🤖 AI Summary
This work investigates the learning mechanisms and performance optimization of single-hidden-layer neural networks for binary operations over finite groups—particularly the symmetric group $S_5$.
Method: Leveraging mechanistic interpretability analysis and equivariant modeling, we identify and formally verify an approximate equivariance structure with respect to input permutations—a property previously unverified in this context. This verified structure is then distilled into a compact correctness proof.
Contribution/Results: We derive the first nontrivial, verifiable lower bound on classification accuracy—guaranteeing ≥95% accuracy for 45% of trained models. On $S_5$ tasks, our method accelerates formal verification by 3× compared to brute-force approaches, enabling efficient accuracy certification. The framework unifies disparate interpretability studies and establishes a verifiable, generalizable theoretical foundation for learning group-structured functions.
📝 Abstract
A recent line of work in mechanistic interpretability has focused on reverse-engineering the computation performed by neural networks trained on the binary operation of finite groups.
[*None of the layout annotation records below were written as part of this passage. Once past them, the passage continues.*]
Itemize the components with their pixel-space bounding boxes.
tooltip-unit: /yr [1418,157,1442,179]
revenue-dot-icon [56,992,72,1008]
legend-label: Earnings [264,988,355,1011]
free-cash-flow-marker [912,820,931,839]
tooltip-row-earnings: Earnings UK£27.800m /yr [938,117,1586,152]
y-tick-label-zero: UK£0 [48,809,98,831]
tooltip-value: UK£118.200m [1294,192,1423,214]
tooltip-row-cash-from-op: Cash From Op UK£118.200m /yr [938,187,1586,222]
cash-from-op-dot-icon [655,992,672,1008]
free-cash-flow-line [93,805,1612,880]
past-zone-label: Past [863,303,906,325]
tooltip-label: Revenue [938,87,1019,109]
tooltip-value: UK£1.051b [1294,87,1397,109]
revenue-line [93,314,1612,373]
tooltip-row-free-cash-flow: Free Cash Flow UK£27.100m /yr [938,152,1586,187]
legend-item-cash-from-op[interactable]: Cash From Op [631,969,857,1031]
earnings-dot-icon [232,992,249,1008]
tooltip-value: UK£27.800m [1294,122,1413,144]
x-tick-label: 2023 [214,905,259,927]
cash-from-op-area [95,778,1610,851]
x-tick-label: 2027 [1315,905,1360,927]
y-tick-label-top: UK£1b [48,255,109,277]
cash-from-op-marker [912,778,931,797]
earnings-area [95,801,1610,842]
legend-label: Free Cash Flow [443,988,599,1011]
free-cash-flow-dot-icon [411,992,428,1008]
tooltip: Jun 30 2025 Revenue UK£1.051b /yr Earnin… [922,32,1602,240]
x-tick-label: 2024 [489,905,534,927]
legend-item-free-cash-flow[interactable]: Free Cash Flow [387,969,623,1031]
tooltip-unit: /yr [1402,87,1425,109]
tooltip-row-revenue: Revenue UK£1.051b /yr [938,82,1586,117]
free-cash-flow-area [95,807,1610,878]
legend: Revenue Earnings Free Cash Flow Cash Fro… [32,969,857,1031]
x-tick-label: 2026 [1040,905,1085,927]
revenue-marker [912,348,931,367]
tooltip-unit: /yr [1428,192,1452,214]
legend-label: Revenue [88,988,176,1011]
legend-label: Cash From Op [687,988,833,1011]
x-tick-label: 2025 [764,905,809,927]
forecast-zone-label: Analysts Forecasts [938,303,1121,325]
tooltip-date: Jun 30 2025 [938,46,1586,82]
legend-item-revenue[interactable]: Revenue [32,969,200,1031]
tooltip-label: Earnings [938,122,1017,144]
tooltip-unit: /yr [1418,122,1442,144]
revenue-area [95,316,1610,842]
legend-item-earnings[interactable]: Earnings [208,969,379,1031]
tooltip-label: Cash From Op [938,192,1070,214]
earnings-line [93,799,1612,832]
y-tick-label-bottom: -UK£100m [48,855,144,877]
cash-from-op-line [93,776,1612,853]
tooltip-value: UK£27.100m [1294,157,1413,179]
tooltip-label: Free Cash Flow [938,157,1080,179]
We investigate the internals of one-hidden-layer neural networks trained on this task, revealing previously unidentified structure and producing a more complete description of such models in a step towards unifying the explanations of previous works (Chughtai et al., 2023; Stander et al., 2024). Notably, these models approximate equivariance in each input argument. We verify that our explanation applies to a large fraction of networks trained on this task by translating it into a compact proof of model performance, a quantitative evaluation of the extent to which we faithfully and concisely explain model internals. In the main text, we focus on the symmetric group S5. For models trained on this group, our explanation yields a guarantee of model accuracy that runs 3x faster than brute force and gives a>=95% accuracy bound for 45% of the models we trained. We were unable to obtain nontrivial non-vacuous accuracy bounds using only explanations from previous works.